I can identify with being ordinary. In a funny way, ordinary is something that I crave. I love my family tremendously but they are not people you could say are conventional or ordinary. They have deep passions and have accomplished some very impressive things in their fields. They are kind and loving. Growing up, though, I just desperately wanted them to be "normal". I grew up with a profound sense of not belonging, largely because we were so unusual in the way that my parents chose to live our lives. I still struggle a bit with shame when I have to explain my parents' choices to people. Silly, I know, since my mind understands that I was not and am not responsible for my parents' choices and that they shouldn't reflect on me but still, those feelings from childhood and adolescence can be really hard to shake.
On the other hand, I also feel the need to apologize for being so conventional. I am boring. There's nothing exciting or dramatic in my life choices. I like home and family and traditions and comfort. I don't want to be overly challenged or stretched and I love my little life. I work with some people who really do exciting, impressive things and I do feel like the little sparrow next to the gorgeous peacocks (an analogy used by my friend in her post). Motherhood has brought that feel out even more - being surrounded by all of these very ambitious people who are doing great things and I am at a stage of life when just thinking about getting through the work day and getting home to Pk and dh is enough for me. There isn't time for high flying and drama, my life is full of the mundane and ordinary, endless numbers of meals to cook, stories to read, baths to give, dogs to walk...
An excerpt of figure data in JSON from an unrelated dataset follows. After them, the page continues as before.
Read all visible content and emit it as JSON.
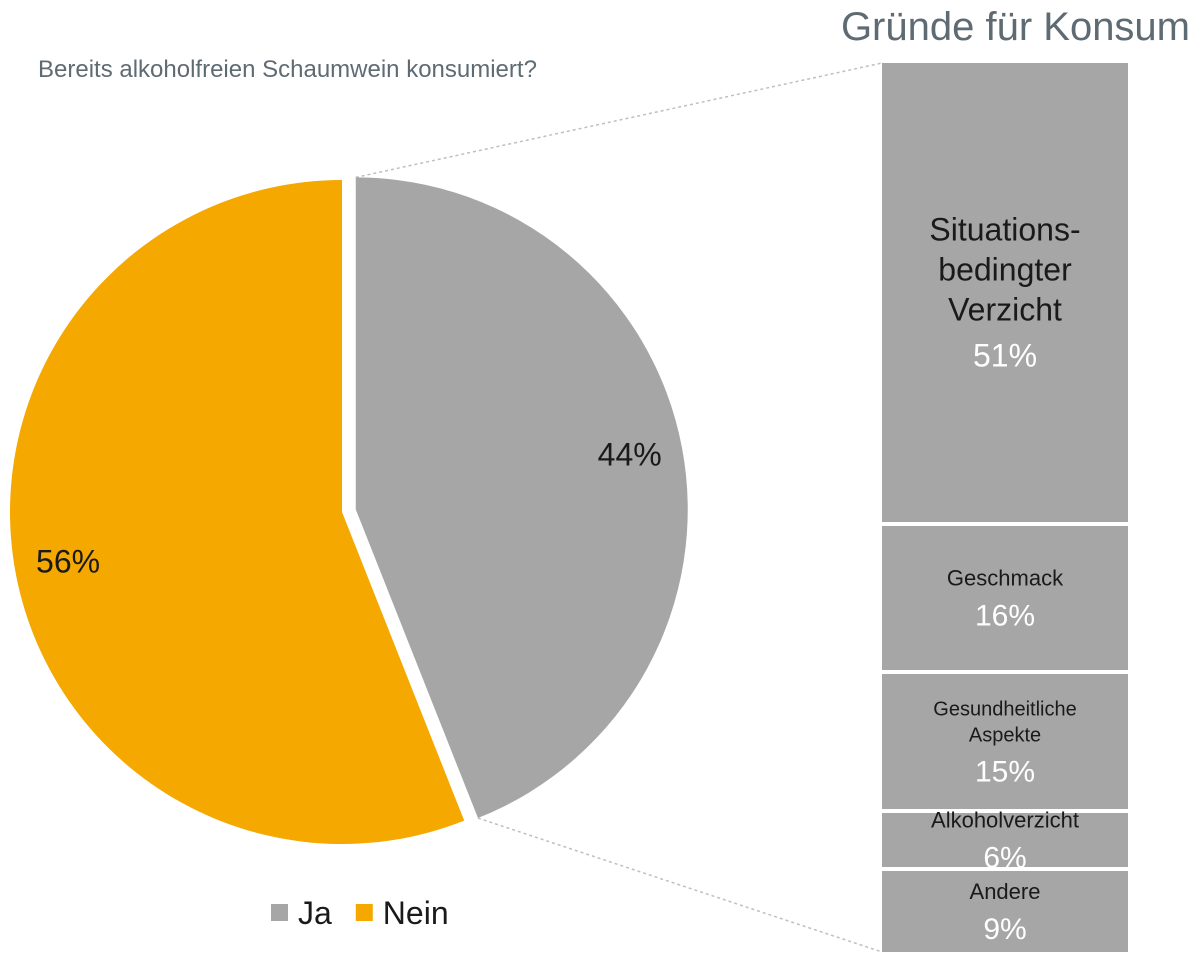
{
  "chart_data": [
    {
      "type": "pie",
      "title": "Bereits alkoholfreien Schaumwein konsumiert?",
      "slices": [
        {
          "name": "Ja",
          "value": 44,
          "label": "44%",
          "color": "#a6a6a6"
        },
        {
          "name": "Nein",
          "value": 56,
          "label": "56%",
          "color": "#f5a800"
        }
      ],
      "legend": [
        "Ja",
        "Nein"
      ],
      "legend_placement": "bottom"
    },
    {
      "type": "bar",
      "stacked": true,
      "orientation": "vertical",
      "title": "Gründe für Konsum",
      "color": "#a6a6a6",
      "categories": [
        "Situations-\nbedingter\nVerzicht",
        "Geschmack",
        "Gesundheitliche\nAspekte",
        "Alkoholverzicht",
        "Andere"
      ],
      "values": [
        51,
        16,
        15,
        6,
        9
      ],
      "value_labels": [
        "51%",
        "16%",
        "15%",
        "6%",
        "9%"
      ]
    }
  ]
}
And yet, there is something so wonderful to be treasured in all of that. The poster was right. It's fun to look at the peacock but we do and then move on. And yet, who hasn't sat and watched intently at a bird feeder, watching the chickadees or the sparrows, the starlings and the blue jays. They aren't exciting on first glance but that are truly fascinating to study and they each have a beauty of their own. To me, my life is like that, too. There are those beautiful moments buried in the midst of all that ordinary, moments that would be easy to miss but that are really, at least for me, the moments that make life worth living. Those are the true treasures - my daughter's joy in discovering something new, a half hour of colouring together, seeing the leaves on a tree or the beauty of the snow when walking the dogs, a good conversation with a friend when you need it, a cup of something warm and yummy in the midst of a busy day...
Especially at this time of year so filled with sparkle and noise, what a good time to be reminded to treasure the quiet and to watch for the beauty in the small moments. Thanks to the poster for helping me to get myself back on track. I need to get out and buy some birdseed...
I always feel the need to apologize for being ordinary, too, and a little embarrassed by it. So many poeple are doing such interesting things, and me... I am not. But it's partly the stage I am at right now in my life and my children's lives, and partly just who I am. So while I feel funny about it in relation to what I feel like maybe I ought to be living up to, I am mostly fine with it because it IS who I am.
ReplyDeleteI will say, though, that your parents need no apologizing for. They are wonderful people. I love them, even if they are unusual, though not so much for the unusual as for their truly good hearts - and that's something you have carried with you from that upbringing, something I would never see changed in you. (Of course, maybe I'm just aquainted with loving strange family memebrs!)